Le Fonds monétaire international a été encore plus alarmant, ce vendredi 3 août. Dans un rapport sur l’économie mondiale, l’institution annonce que le pire pourrait venir. Un grand choc dans la zone euro, comme un effondrement de la consommation ou une nouvelle crise des dettes souveraines – situations malheureusement connues dans la zone euro – pourrait coûter plus de 5 % de croissance en Europe, entraînant à sa suite le reste du monde dans la récession.

Dans le passé, les banques centrales sont intervenues pour soutenir l’économie dans des circonstances bien moins alarmantes qu’elles ne le sont aujourd’hui. Mais cette fois, elles temporisent, au grand dam du monde financier.

Depuis le krach d’octobre 1987, qui marque le début de l’ère d’Alan Greenspan à la tête de la Fed, la finance est habituée à voir les banques centrales voler à son secours à la moindre difficulté, sans qu’aucune contrepartie ne lui soit demandée.
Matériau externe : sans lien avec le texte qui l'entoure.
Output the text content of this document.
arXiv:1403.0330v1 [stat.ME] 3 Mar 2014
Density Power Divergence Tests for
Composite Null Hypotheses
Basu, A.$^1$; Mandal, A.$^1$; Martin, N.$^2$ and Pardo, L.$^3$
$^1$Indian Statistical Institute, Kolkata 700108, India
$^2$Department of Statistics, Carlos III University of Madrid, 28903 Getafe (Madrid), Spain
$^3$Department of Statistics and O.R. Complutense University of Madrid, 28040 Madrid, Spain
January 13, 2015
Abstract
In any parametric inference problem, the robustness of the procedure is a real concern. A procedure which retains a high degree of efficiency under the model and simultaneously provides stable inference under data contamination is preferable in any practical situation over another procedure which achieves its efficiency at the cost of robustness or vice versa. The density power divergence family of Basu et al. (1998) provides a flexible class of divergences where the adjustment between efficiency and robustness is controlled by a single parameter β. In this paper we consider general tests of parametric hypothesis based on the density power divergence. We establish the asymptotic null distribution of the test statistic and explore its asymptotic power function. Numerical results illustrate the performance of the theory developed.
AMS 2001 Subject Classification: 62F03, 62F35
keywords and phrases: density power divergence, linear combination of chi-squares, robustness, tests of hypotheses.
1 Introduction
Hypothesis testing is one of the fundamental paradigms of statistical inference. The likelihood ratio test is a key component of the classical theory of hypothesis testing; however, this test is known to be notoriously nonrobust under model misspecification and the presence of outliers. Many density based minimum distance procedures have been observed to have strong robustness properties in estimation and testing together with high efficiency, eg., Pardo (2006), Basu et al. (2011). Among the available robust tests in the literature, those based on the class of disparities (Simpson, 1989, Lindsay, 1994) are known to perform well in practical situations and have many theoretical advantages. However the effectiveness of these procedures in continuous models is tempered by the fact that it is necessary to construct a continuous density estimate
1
Pendant trente ans, elle a vécu ainsi, de bulles en krach, avec l’argent facile et quasiment gratuit des instituts monétaires. La crise actuelle vient de cet excès de création monétaire et de dettes, couvert par le laxisme des banques centrales.

Mais les financiers n’imaginent pas que la partie puisse s’arrêter. Déjà, ils spéculent qu’après la torpeur de l’été, les banques centrales reprendront leurs pratiques habituelles, aux États-Unis comme en Europe. « Cette fois-ci, les banques centrales ne peuvent pas sauver le monde », avertit toutefois Mohamed El-Erian, président du fonds Pimco, à l’adresse de ses homologues.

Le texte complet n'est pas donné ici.